In 2023, watch for that wave to build across the American heartland, through new announcements and the expansion of existing investments. Taiwan-based semiconductor manufacturer TSMC already provided an example of what that will look like – in late 2022, the firm announced its original manufacturing investment in Arizona of $12 billion will be expanding to $40 billion.
On the clean energy front, look for new investments and expansions in electric-vehicle and renewable energy supply chains, similar to those already announced by firms like Hyundai, which is building a new battery plant in the Atlanta region, and Enel North America, which is expected reveal the location of a large-scale solar cell manufacturing plant in early 2023.
Also in 2023, the second- and third-order impacts of these investments across local economies will become easier to spot, especially in the construction industry. “We are constantly looking for employees starting from college interns and new hires all the way to long-term experience hires,” an official with Turner Construction told ABC-6 TV in Columbus, Ohio, referring to semiconductor and biopharmaceutical plants being built in the region. “The recruiting process is ongoing. It’s get up every day, hard work. It’s something we at Turner are very focused on and the industry is really focused on.”
3. Testing the VC waters
When tech giants like Intel and TSMC invest tens of billions of dollars into the Silicon Heartland, it can overshadow the smaller – but much more numerous – venture capital investments in early-stage tech firms. These VC investments have been vital to the growth of the tech sector in the middle of the country and will continue to play a critical role.
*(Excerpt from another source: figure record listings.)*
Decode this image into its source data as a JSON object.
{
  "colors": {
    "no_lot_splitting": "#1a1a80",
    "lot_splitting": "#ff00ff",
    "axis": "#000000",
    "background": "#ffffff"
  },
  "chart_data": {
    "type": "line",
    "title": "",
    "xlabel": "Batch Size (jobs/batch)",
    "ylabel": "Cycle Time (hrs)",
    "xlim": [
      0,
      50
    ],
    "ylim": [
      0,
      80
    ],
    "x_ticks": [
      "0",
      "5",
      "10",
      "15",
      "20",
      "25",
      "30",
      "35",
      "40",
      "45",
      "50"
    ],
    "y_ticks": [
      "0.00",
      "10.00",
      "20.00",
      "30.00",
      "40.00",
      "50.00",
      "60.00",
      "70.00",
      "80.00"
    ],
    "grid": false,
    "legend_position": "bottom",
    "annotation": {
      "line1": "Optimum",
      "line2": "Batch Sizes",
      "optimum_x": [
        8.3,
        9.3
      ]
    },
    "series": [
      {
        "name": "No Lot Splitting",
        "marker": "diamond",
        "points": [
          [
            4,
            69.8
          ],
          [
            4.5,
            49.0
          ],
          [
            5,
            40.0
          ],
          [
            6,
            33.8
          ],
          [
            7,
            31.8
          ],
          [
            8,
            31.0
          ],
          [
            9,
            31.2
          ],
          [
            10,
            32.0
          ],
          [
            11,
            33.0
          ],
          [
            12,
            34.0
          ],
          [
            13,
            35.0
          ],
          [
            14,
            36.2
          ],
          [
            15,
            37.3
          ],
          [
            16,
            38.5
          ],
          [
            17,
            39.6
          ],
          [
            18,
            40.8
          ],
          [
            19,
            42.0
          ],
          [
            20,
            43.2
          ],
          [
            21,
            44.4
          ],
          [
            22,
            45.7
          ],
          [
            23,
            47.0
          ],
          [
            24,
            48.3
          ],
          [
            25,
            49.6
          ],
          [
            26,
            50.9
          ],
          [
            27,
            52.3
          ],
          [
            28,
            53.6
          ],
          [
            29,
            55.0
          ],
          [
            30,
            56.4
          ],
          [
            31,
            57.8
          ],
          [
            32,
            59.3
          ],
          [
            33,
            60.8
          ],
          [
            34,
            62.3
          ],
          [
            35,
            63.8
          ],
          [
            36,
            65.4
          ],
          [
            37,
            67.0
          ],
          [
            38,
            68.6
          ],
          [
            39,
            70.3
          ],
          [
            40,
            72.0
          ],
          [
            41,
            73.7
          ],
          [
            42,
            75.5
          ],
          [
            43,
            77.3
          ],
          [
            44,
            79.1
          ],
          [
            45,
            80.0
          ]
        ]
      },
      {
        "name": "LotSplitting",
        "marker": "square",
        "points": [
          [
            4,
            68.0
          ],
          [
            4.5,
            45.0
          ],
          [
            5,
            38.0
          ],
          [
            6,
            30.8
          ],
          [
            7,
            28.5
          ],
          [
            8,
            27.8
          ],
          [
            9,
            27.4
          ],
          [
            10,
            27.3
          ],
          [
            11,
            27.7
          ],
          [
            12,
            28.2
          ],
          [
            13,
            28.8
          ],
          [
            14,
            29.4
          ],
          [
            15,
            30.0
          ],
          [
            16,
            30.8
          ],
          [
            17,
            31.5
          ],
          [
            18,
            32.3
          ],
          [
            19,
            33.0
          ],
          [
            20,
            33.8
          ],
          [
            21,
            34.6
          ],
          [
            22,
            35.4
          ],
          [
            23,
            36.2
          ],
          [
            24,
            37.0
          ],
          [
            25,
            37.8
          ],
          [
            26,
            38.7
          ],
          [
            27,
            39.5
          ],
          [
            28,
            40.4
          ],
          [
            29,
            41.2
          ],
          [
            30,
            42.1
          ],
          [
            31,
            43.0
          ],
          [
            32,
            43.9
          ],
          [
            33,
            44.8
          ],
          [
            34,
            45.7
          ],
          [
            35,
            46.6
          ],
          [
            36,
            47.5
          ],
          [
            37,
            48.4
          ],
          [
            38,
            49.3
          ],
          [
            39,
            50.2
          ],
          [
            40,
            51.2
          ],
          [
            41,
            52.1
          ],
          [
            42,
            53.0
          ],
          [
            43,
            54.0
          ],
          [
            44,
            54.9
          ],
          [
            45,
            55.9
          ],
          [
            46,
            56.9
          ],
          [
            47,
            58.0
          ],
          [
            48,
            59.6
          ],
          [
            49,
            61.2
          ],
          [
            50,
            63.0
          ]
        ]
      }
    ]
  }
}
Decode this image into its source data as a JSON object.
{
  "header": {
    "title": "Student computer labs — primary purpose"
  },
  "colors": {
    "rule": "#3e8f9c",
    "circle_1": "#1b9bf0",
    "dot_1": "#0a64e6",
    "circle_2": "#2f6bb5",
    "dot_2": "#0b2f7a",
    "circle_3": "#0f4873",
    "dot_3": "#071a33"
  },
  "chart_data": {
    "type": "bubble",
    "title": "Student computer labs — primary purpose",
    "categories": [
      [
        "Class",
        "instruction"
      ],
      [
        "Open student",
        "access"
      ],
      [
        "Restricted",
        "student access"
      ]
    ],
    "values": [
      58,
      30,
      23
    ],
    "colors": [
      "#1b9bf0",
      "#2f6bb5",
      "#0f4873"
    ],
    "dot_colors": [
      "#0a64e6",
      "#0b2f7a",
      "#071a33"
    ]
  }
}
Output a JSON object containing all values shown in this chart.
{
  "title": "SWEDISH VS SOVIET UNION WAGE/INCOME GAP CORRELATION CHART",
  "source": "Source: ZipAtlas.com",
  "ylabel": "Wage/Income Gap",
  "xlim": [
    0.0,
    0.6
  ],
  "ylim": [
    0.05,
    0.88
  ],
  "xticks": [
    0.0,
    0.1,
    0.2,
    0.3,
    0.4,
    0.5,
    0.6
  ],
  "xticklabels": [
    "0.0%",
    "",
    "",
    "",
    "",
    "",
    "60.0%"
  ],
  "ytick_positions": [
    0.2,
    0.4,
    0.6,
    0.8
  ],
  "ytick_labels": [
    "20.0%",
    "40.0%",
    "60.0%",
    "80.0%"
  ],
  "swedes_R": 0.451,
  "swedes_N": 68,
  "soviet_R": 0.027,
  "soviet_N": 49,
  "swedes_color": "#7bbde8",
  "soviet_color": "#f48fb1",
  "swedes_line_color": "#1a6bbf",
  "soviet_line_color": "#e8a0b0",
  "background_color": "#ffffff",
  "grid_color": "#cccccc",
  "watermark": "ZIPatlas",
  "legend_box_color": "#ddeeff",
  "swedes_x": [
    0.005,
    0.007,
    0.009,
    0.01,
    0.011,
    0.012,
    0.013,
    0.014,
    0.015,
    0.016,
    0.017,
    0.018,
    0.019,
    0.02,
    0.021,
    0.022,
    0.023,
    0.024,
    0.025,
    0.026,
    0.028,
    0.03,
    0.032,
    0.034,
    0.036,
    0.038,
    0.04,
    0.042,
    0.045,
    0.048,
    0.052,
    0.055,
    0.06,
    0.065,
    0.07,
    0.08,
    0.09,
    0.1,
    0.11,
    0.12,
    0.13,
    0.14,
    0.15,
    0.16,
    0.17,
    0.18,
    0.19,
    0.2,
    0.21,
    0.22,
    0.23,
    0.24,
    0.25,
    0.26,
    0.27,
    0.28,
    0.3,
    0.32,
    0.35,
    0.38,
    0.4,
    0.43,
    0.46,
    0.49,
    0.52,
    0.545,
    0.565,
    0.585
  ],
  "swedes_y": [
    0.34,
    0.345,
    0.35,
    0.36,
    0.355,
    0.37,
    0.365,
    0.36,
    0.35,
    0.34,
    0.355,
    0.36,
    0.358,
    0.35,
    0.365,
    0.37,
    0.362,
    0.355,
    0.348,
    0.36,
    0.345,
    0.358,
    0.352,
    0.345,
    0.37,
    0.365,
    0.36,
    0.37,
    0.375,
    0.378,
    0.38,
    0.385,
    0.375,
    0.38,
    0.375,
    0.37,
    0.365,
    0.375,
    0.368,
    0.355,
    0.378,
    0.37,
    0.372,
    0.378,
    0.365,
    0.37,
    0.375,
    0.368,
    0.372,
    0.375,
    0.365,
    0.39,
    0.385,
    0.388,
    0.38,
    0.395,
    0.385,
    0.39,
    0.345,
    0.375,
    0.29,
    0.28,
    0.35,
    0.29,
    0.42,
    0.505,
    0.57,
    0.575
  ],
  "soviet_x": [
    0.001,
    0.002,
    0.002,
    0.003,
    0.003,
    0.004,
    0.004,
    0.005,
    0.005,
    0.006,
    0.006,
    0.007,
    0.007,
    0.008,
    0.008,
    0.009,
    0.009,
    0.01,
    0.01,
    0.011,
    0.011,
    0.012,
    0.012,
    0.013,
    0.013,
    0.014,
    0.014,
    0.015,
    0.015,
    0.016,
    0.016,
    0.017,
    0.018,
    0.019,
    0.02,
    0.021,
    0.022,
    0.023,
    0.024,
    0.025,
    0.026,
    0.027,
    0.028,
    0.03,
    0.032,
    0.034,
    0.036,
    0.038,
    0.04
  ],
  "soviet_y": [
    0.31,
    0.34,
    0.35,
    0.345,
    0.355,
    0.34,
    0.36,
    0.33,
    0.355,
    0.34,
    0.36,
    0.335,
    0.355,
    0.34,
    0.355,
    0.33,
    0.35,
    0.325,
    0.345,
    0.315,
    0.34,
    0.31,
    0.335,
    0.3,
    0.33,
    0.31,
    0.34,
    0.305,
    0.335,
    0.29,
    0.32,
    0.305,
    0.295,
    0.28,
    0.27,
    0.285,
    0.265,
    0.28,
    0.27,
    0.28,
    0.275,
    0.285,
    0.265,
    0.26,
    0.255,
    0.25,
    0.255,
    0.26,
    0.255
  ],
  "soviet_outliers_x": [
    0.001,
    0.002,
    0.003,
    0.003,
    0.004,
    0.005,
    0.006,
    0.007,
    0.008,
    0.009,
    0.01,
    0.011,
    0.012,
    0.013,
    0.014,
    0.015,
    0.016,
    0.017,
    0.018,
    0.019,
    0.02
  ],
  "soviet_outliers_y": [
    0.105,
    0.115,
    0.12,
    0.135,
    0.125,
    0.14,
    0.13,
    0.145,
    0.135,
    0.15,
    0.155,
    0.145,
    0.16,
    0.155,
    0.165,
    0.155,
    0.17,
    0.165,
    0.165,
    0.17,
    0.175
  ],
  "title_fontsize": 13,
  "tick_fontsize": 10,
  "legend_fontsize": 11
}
Before inflation and recession fears sent markets tumbling in 2022, the tech hubs of the Silicon Heartland were improving their access to capital in leaps and bounds. But that progress was put on hold as VC firms worldwide scaled back their investments in response to the uncertain economic outlook.
In 2023, we’ll be watching for signs of recovery in VC investment, and just as importantly, where that investment happens. While negative headlines still tend to dominate, there are already voices from within the VC sector predicting a rebound.
This year’s sharp contraction in VC deal volume may benefit the tech ecosystem by setting more realistic expectations for both investors and founders, Edith Yeung, a partner at San Francisco-based Race Capital told Bloomberg News. “The worst time could be the best time to invest in tech,” she said. “I am bullish on overall early-stage tech startups and technology advancement.”